Sunday, February 28, 2010

China On Our Minds At SOC

China has just postponed several military “exchanges” between Beijing and Washington -- visits by high-level officials and such. It’s the first real, tangible retaliation for the U.S. sale of $6.4 billion of military gear to Taiwan.
~Rumor has it China will buy all 191.3 tons of gold the International Monetary Fund said last week it would put on the open market. So far, only Russian news agencies are reporting this; it’s yet to be confirmed by Western sources.
We take note of these developments with a couple of looming deadlines in mind…
· Next month, the Pentagon issues its annual assessment of China’s military. It usually has alarmist language, and Beijing usually issues angry replies, but most of the time, it’s just theater. This time? We’ll see…· April opens the official window in which the Treasury Department could label China a “currency manipulator.” We’re hearing buzz from Washington that the Obama administration is keen to boost jobs by boosting exports -- which means a weaker dollar in general, and a weaker dollar versus the yuan in particular.

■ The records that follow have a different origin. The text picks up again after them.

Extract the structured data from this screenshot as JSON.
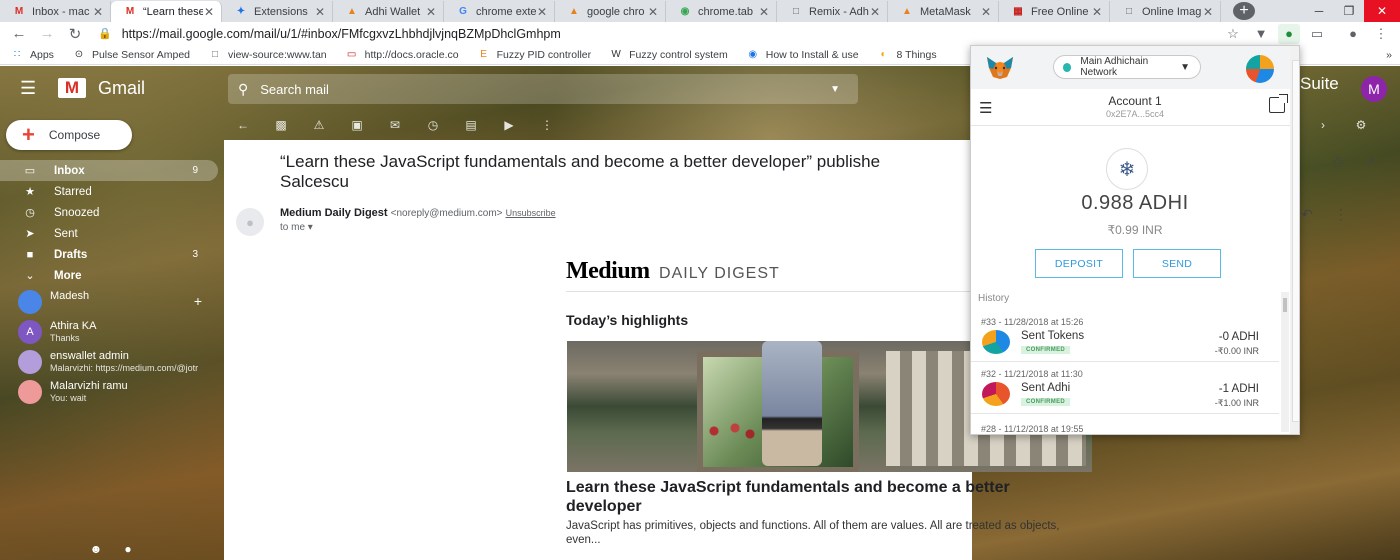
{
  "tabs": [
    {
      "label": "Inbox - mac",
      "icon": "M",
      "color": "#d93025"
    },
    {
      "label": "“Learn these",
      "icon": "M",
      "color": "#d93025"
    },
    {
      "label": "Extensions",
      "icon": "✦",
      "color": "#1a73e8"
    },
    {
      "label": "Adhi Wallet",
      "icon": "▲",
      "color": "#e8821e"
    },
    {
      "label": "chrome exte",
      "icon": "G",
      "color": "#4285f4"
    },
    {
      "label": "google chro",
      "icon": "▲",
      "color": "#e8821e"
    },
    {
      "label": "chrome.tab",
      "icon": "◉",
      "color": "#34a853"
    },
    {
      "label": "Remix - Adh",
      "icon": "□",
      "color": "#5f6368"
    },
    {
      "label": "MetaMask",
      "icon": "▲",
      "color": "#e8821e"
    },
    {
      "label": "Free Online",
      "icon": "▦",
      "color": "#c5221f"
    },
    {
      "label": "Online Imag",
      "icon": "□",
      "color": "#5f6368"
    }
  ],
  "active_tab": 1,
  "window_controls": {
    "minimize": "─",
    "restore": "❐",
    "close": "✕"
  },
  "address_bar": {
    "url": "https://mail.google.com/mail/u/1/#inbox/FMfcgxvzLhbhdjlvjnqBZMpDhclGmhpm"
  },
  "bookmarks": [
    {
      "label": "Apps",
      "icon": "∷",
      "color": "#1a73e8"
    },
    {
      "label": "Pulse Sensor Amped",
      "icon": "⊙",
      "color": "#333"
    },
    {
      "label": "view-source:www.tan",
      "icon": "□",
      "color": "#5f6368"
    },
    {
      "label": "http://docs.oracle.co",
      "icon": "▭",
      "color": "#c5221f"
    },
    {
      "label": "Fuzzy PID controller",
      "icon": "E",
      "color": "#e8821e"
    },
    {
      "label": "Fuzzy control system",
      "icon": "W",
      "color": "#333"
    },
    {
      "label": "How to Install & use",
      "icon": "◉",
      "color": "#1a73e8"
    },
    {
      "label": "8 Things",
      "icon": "◐",
      "color": "#f4a21e"
    }
  ],
  "gmail": {
    "brand": "Gmail",
    "search_placeholder": "Search mail",
    "suite_text": "Suite",
    "account_initial": "M",
    "compose_label": "Compose",
    "nav": [
      {
        "label": "Inbox",
        "icon": "▭",
        "count": "9",
        "bold": true
      },
      {
        "label": "Starred",
        "icon": "★",
        "count": "",
        "bold": false
      },
      {
        "label": "Snoozed",
        "icon": "◷",
        "count": "",
        "bold": false
      },
      {
        "label": "Sent",
        "icon": "➤",
        "count": "",
        "bold": false
      },
      {
        "label": "Drafts",
        "icon": "■",
        "count": "3",
        "bold": true
      },
      {
        "label": "More",
        "icon": "⌄",
        "count": "",
        "bold": true
      }
    ],
    "hangouts": [
      {
        "name": "Madesh",
        "sub": "",
        "initial": "",
        "color": "#4a86e8"
      },
      {
        "name": "Athira KA",
        "sub": "Thanks",
        "initial": "A",
        "color": "#7e57c2"
      },
      {
        "name": "enswallet admin",
        "sub": "Malarvizhi: https://medium.com/@jotr",
        "initial": "",
        "color": "#b39ddb"
      },
      {
        "name": "Malarvizhi ramu",
        "sub": "You: wait",
        "initial": "",
        "color": "#ef9a9a"
      }
    ],
    "email": {
      "subject": "“Learn these JavaScript fundamentals and become a better developer” published by Alexander Salcescu",
      "subject_visible": "“Learn these JavaScript fundamentals and become a better developer” publishe",
      "subject_line2": "Salcescu",
      "sender_name": "Medium Daily Digest",
      "sender_email": "<noreply@medium.com>",
      "unsubscribe": "Unsubscribe",
      "to": "to me",
      "brand_medium": "Medium",
      "brand_digest": "DAILY DIGEST",
      "highlights": "Today’s highlights",
      "article_title": "Learn these JavaScript fundamentals and become a better developer",
      "article_sub": "JavaScript has primitives, objects and functions. All of them are values. All are treated as objects, even..."
    }
  },
  "metamask": {
    "network": "Main Adhichain Network",
    "account_name": "Account 1",
    "account_address": "0x2E7A...5cc4",
    "balance": "0.988 ADHI",
    "fiat": "₹0.99 INR",
    "deposit_label": "DEPOSIT",
    "send_label": "SEND",
    "history_label": "History",
    "history": [
      {
        "date": "#33 - 11/28/2018 at 15:26",
        "title": "Sent Tokens",
        "status": "CONFIRMED",
        "amount": "-0 ADHI",
        "fiat": "-₹0.00 INR",
        "colors": [
          "#1e88e5",
          "#14a3a3",
          "#f4a21e"
        ]
      },
      {
        "date": "#32 - 11/21/2018 at 11:30",
        "title": "Sent Adhi",
        "status": "CONFIRMED",
        "amount": "-1 ADHI",
        "fiat": "-₹1.00 INR",
        "colors": [
          "#e8542b",
          "#f4a21e",
          "#c2185b"
        ]
      }
    ],
    "partial_history": "#28 - 11/12/2018 at 19:55"
  }
}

But we get occaisional emails here at Sound Of Cannons and this one is from a reader familair with life in China:
. “What people fail to grasp,” this individual writes, “is this place is much more capitalist than the States now:
· No capital gains tax
· No property tax
· No local or state taxes
· A reasonable 35% tax rate for the highest earners
· Corporate tax rates of zero percent for 3 years and 15% per year after that.
“Also, most importantly, it’s not a casino economy like the States. China will sell 30% more vehicles this year than in the U.S. 93% of those vehicles will be purchased cash upfront.
“For a home loan, you need 30% down. As a private business, to get a loan you have to put up the assets of the company, i.e., plant and equipment. There are no leverage games here.
“It's a one-party state, but at least it is focused on its own people. We have a two-party system that has sold us down the river. All the Asian Tiger economies needed a strong central government to launch themselves out of poverty. Not a good system for our culture, but it works for them.
“High-speed train systems going on line, 50 new airports in that last five years -- you must see this place to believe it.”